Read more about the 2017 Melbourne Art Trams from the artists that created them.
The first Melbourne Art Tram will be released on the tracks on Thu 5 October. Tram IDs and details on how to find the trams on the tracks will be released then.
The Language of Fracture is made from the repeated mirroring of an image drawn from an ongoing series of street art paintings. I consider these works a form of urban topography. The series reveals the hidden maps in the cracks of the urban landscape and celebrates the beauty of imperfection.
My painting is about Melbourne’s size, colours, proportions, life and streetscape: which as an artist from the country, can be both exciting and overwhelming. As an artist with a mild intellectual disability and mental illness, I am proud to show that having a disability is not a barrier forcreating great art.
My inspiration for designing a Tramjatra tram comes from my love for Melbourne’s trams and the unique friendship between the tram-loving communities of Kolkata (India) and Melbourne and partnership with Melbourne trammie, Roberto D’Andrea.
Tramjatra works in partnership with the Calcutta Tramways Company and Government of West Bengal. Tramjatra has a rich history of engaging Victoria’s Indian diaspora reflecting years of collaboration between Melbourne and Kolkata. This tram design honours the tramways relationship between Kolkata and Melbourne. The first friendship tram was launched from Belgatchia Depot in October 1996. 12 trams have since been decorated in Kolkata. 2016 was the 20th anniversary of Tramjatra with a rich history of friendship, the love of trams and highlighting the environmental benefits of tramways.
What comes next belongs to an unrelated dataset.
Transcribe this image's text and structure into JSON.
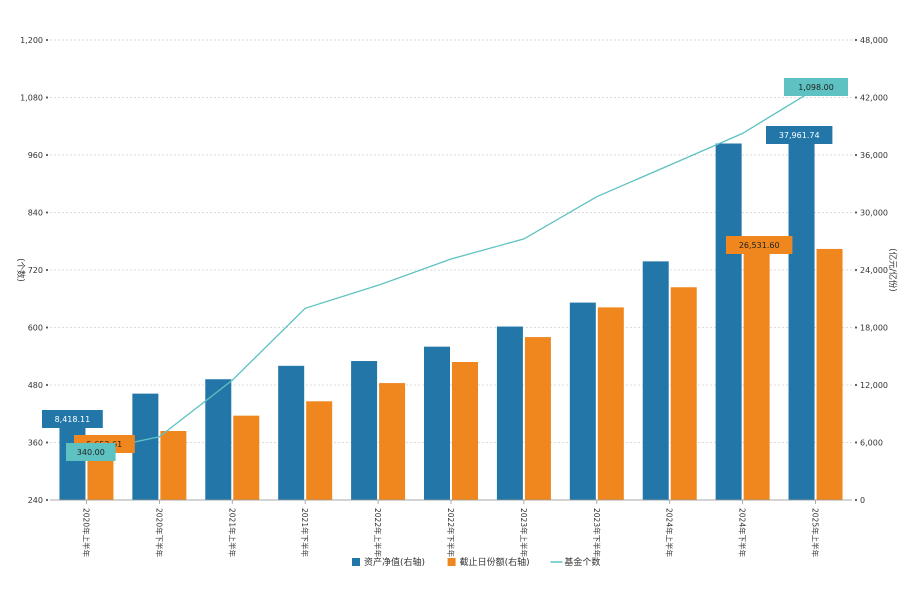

The artistic intention of this design is to allow those on the street outside a tram to share the momentary experiences and connections of those inside. This is achived by creating a spectrographic encoding of these transitory moments on the skin of the tram transforming the tram into a moving point of engagement between passenger and street. Street and passenger. This spectrographic encoding is created using a generative algorithm which translates a video capture of the side view of the entire journey along a tram route into an abstract colour field. The algorithm encodes the momentary points of passenger engagement by collapsing each frame of video into single vertical stripe of colours, capturing both the broad ambience and the exceptional, diverse and unique aspects of the flux of time, space, colour and life as experienced in that frame. These stripes are then accumulated frame-by-frame to produce the final spectrogram, which can be read along a tram, from front to back, as a spectral encoding of the entire journey – representing not only the passengers experiences but the streets themselves.
My artwork explores the idea of the diverse Melbourne tram traveller along with my own travel history of Melbourne. I visited the ten tram stops that have played the most significant part of my life in Melbourne, and photographed ten travellers that frequently use the same stops.
Josh is a proud Yorta Yorta and Gunditjmara Barkinji man. The two sides of the tram narrate the story of William Buckley, the ‘wild white man’: an escaped English convict who lived with the Wathaurong people for many years.
Beautiful Stranger is a continuation of Robert Owen’s celebrated series Music for the Eyes, inspired by jazz, movement and light. It plays homage to the history of jazz in Melbourne, and extends Owen’s exploration of art’s capacity to translate mood and emotion through colour.
Parents from the school collectively developed the design for this artwork. In a workshop parents saw similarities in their school community to the wider Melbourne community that they wanted to capture—that Melbourne is a proudly diverse community. Coloured squares were inspired by Andy Warhol’s pop art which captures playfulness, diversity and inspires imagination—just like the school.